Major optimizations:

  • Code layout optimization: Techniques such as basic block reordering, function rearrangement, and hot/cold separation are used to optimize the binary layout of the target program, improving I-cache and I-TLB hit rates.
  • Advanced compiler optimization: Techniques such as inlining, loop unrolling, vectorization, and indirect calls enable the compiler to make more accurate optimization decisions.

This section mainly introduces the static feedback optimization technologies in CFGO.

Installation and Deployment

Software Requirements

  • OS: openEuler 24.03 LTS SP1
  • Compiler: GCC 12.3.1-47 or later

How to Use

CFGO consists of three optimization techniques: CFGO-PGO, CFGO-CSPGO, and CFGO-BOLT. CFGO-PGO is primarily used to enable optimizations such as inlining, constant propagation, and devirtualization. CFGO-CSPGO is built on CFGO-PGO and uses the updated profiles to perform optimizations such as basic block reordering and register allocation. CFGO-BOLT is used for post-link binary code layout optimization.

To further enhance the optimization, you are advised to add the -flto=auto compilation option during CFGO-PGO and CFGO-CSPGO processes.

To achieve the optimal optimization, the techniques should be applied in the following order: CFGO-PGO -> CFGO-CSPGO -> CFGO-BOLT.

1. CFGO-PGO

Feature description: Based on open-source PGO, AI4C is used to tune some optimization options and parameters, further improving performance.

Option: -fcfgo-profile-generate=${path}

Description: Enables compilation and instrumentation to generate an instrumented executable program. If ${path} is specified, the profiling data files of the program are written to the specified path. Otherwise, they will be generated in the current directory.

Option: -fcfgo-profile-use=${path}

Description: Uses the profiling data of the program to perform compilation optimization. If ${path} is specified, the profiling data files will be read from the specified path. Otherwise, they will be read from the current directory.

Typical workflow:

bash
// 1. Compilation and instrumentation
gcc -fcfgo-profile-generate=${path} test.c -o test

// 2. Profiling
./test

// 3. Using the profile
gcc -fcfgo-profile-use=${path} test.c -o test

2. CFGO-CSPGO

Feature description: The profile in conventional PGO is context-insensitive, which may result in suboptimal optimization. By adding an additional CFGO-CSPGO instrumentation phase after PGO, runtime information from the inlined program is collected. This provides more accurate execution data for code layout and register optimizations, leading to enhanced performance.

Option: -fcfgo-csprofile-generate=${path}

Description: Enables post-inline compilation and instrumentation. This option must be used together with -fcfgo-profile-use. ${path} must be specified and cannot be the same as the path used in the CFGO-PGO phase.

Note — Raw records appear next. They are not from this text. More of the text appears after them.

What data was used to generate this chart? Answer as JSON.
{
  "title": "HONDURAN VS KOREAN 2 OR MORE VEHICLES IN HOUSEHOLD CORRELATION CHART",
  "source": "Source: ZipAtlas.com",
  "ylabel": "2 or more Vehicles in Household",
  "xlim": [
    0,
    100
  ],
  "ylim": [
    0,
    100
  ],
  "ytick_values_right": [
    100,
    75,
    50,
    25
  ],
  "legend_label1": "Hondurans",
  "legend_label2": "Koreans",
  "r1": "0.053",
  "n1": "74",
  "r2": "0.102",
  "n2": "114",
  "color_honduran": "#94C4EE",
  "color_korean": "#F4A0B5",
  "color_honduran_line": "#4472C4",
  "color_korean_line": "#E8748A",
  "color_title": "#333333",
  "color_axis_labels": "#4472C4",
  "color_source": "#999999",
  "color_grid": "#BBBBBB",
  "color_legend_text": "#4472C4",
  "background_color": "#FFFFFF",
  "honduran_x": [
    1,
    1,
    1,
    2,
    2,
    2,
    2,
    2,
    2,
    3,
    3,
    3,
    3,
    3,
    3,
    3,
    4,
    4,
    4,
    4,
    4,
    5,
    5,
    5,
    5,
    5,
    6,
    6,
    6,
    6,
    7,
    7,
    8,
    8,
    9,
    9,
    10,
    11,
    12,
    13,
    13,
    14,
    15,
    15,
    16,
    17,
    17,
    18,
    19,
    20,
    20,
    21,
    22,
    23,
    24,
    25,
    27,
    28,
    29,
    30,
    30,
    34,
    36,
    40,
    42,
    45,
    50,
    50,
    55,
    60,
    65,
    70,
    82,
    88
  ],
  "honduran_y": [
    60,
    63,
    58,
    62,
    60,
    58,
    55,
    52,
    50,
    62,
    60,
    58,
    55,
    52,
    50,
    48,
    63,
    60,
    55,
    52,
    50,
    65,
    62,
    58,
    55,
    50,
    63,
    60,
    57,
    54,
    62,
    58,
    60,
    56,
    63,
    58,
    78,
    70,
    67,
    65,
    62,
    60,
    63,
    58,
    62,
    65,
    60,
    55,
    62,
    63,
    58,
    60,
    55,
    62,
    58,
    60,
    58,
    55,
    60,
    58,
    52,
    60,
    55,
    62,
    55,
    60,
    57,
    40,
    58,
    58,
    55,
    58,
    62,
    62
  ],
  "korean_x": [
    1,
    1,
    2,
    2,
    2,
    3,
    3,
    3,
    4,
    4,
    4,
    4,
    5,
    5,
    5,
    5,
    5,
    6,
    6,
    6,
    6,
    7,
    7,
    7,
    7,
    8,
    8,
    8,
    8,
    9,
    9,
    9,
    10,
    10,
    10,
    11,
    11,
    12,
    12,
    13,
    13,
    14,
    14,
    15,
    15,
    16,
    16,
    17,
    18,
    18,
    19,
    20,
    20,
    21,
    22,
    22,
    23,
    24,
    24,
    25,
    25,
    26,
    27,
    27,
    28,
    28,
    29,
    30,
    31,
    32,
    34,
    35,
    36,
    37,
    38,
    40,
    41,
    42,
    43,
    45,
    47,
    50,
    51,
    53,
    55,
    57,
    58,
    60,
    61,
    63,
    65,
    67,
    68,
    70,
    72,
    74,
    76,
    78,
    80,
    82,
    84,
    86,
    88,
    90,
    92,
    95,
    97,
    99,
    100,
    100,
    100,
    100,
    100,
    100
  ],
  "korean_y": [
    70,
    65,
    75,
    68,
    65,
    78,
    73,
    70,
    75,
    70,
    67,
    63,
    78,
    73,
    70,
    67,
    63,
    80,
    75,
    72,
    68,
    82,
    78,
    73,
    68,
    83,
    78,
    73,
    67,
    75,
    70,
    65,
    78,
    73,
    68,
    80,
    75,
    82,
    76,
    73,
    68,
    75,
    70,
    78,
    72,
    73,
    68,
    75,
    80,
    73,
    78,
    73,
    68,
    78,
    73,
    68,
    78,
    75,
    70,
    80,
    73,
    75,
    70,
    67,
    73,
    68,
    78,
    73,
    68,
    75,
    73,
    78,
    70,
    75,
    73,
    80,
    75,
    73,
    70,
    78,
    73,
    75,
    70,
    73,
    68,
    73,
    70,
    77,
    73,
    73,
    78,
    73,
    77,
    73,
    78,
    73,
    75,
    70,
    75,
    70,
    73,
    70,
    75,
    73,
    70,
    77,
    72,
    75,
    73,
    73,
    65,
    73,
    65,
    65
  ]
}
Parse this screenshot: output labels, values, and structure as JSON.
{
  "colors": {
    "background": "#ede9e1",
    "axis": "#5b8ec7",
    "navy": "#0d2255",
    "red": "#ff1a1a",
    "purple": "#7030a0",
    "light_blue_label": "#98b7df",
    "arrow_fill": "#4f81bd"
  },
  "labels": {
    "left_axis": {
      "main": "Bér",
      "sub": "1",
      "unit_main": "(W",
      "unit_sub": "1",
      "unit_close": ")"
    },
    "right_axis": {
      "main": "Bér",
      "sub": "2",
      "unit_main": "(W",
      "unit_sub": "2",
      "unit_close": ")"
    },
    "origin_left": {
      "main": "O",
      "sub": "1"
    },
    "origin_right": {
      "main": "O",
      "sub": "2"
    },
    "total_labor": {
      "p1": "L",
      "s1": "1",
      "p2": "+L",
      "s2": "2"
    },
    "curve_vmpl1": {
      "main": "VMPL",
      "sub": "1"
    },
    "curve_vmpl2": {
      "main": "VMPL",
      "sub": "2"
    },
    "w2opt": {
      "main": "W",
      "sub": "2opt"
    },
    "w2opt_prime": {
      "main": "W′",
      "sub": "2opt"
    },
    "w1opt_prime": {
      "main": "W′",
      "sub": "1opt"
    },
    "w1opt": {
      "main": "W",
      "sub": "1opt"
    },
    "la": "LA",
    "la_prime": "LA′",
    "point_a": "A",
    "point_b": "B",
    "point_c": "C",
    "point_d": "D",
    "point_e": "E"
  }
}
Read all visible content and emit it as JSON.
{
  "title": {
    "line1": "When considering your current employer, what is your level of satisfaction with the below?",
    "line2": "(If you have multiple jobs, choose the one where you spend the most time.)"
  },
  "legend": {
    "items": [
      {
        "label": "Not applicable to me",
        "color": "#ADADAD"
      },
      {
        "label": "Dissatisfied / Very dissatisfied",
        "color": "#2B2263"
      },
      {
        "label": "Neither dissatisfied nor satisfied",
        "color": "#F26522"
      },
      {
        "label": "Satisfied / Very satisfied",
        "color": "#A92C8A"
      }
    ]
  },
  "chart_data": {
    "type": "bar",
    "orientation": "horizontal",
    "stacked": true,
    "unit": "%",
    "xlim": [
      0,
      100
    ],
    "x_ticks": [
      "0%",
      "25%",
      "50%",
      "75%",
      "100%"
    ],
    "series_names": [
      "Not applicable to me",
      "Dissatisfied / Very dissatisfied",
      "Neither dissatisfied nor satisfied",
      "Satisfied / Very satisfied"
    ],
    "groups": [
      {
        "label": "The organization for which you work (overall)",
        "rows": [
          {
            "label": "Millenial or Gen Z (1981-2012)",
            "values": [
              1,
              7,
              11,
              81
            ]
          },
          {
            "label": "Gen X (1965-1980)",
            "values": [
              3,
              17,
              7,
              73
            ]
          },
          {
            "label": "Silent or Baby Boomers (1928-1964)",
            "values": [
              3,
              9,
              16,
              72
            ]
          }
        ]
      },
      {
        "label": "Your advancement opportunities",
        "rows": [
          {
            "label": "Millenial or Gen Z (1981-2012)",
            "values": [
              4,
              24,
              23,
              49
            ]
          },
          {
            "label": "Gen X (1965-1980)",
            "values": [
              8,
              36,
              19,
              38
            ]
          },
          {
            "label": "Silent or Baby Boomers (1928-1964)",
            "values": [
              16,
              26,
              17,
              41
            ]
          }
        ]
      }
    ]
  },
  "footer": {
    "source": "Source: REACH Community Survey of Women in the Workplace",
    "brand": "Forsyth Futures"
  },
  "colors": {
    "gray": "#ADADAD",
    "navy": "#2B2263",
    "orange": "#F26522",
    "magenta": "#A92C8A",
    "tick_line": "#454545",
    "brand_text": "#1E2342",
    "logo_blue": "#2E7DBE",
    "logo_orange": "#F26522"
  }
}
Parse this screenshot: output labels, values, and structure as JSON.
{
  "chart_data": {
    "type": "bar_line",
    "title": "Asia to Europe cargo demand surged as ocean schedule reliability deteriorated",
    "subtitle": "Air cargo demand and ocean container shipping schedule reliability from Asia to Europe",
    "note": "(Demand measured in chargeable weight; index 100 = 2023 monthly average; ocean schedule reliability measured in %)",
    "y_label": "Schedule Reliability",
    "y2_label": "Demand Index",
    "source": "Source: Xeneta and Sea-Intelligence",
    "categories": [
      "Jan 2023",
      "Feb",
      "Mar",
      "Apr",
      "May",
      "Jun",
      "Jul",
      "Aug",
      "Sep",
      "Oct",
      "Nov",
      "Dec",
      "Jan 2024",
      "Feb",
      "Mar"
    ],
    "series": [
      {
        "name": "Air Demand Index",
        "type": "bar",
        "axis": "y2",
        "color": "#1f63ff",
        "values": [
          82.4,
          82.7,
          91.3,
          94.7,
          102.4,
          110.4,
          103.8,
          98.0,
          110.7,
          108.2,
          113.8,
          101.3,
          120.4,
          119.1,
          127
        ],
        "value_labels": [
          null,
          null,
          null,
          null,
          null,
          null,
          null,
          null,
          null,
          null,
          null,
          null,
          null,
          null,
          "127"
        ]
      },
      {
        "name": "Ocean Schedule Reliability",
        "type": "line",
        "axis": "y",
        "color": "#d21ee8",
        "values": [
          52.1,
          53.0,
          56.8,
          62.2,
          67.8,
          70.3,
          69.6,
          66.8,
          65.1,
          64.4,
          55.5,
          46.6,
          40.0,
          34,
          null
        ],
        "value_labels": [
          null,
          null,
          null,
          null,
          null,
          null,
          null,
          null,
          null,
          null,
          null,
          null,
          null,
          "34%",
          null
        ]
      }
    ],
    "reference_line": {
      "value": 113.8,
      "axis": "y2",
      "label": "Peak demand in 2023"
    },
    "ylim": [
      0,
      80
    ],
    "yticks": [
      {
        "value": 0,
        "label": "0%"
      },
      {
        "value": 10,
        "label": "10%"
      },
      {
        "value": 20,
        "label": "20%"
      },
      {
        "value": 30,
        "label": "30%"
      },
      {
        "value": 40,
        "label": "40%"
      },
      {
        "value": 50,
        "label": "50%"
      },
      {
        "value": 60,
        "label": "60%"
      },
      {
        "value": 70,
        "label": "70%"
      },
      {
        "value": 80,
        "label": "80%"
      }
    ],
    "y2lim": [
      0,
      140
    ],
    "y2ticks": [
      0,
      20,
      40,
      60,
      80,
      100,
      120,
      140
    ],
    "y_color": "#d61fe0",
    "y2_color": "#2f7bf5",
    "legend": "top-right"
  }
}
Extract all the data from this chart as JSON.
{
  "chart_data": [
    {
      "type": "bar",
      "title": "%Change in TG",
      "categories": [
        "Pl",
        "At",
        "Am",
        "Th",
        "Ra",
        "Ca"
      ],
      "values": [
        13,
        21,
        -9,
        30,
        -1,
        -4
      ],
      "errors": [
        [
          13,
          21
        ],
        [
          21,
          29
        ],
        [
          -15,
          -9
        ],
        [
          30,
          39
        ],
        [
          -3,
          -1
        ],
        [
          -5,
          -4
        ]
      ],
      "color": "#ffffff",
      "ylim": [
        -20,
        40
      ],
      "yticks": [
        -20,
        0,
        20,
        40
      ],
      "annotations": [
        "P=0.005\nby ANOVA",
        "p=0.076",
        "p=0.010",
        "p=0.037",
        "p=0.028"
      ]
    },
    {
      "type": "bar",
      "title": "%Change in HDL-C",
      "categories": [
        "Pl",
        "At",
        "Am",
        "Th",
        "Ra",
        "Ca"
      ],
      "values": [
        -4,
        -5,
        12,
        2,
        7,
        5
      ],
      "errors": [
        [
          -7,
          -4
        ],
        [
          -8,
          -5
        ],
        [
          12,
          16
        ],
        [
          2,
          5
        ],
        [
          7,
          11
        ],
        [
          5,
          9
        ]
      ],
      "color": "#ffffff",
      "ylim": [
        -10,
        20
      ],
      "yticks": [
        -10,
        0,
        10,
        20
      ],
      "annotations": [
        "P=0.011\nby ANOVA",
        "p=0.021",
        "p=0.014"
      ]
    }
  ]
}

Option: -fcfgo-csprofile-use=${path}

Description: Uses the post-inline profile to optimize the program. This option must be used together with -fcfgo-profile-use. ${path} must be specified and be the same as the path specified in -fcfgo-csprofile-generate=${path}.

Typical workflow:

bash
// 1. Compilation and instrumentation
gcc -fcfgo-profile-use={path_1} -fcfgo-csprofile-generate=${path_2} test.c -o test

// 2. Profiling
./test

// 3. Using the profile
gcc -fcfgo-profile-use={path_1} -fcfgo-csprofile-use=${path_2} test.c -o test

3. CFGO-BOLT

Feature description: BOLT is a post-link binary code layout optimizer. This feature uses advanced binary instrumentation capabilities to collect more accurate runtime information than sampling-based methods, enabling optimized binary code layout and improving overall performance.

Option: -instrument

Description: Enables software instrumentation to collect runtime information of the program. This option requires that the binary contains relocation information (for example, added -Wl,-q during compilation).

In addition to this option, BOLT instrumentation supports other related options. For details, see BOLT instrumentation options displayed by llvm-bolt --help.

Typical workflow:

bash
// 1. Retaining relocation information during program compilation
gcc -Wl,-q test.c -o test

// 2. Compilation and BOLT instrumentation
llvm-bolt ./test -instrument -o test.inst -instrumentation-file=${test.fdata} --instrumentation-wait-forks --instrumentation-sleep-time=2 --instrumentation-no-counters-clear

// 3. Profiling
./test.inst

// 4. Using the profile
llvm-bolt ./test -o test.opt -data=test.fdata

Compatibility

This section describes the compatibility issues in some special scenarios. This project is in continuous iteration and issues will be fixed as soon as possible. Developers are welcome to join this project.

  • Currently, CFGO-CSPGO does not support dynamic library optimization.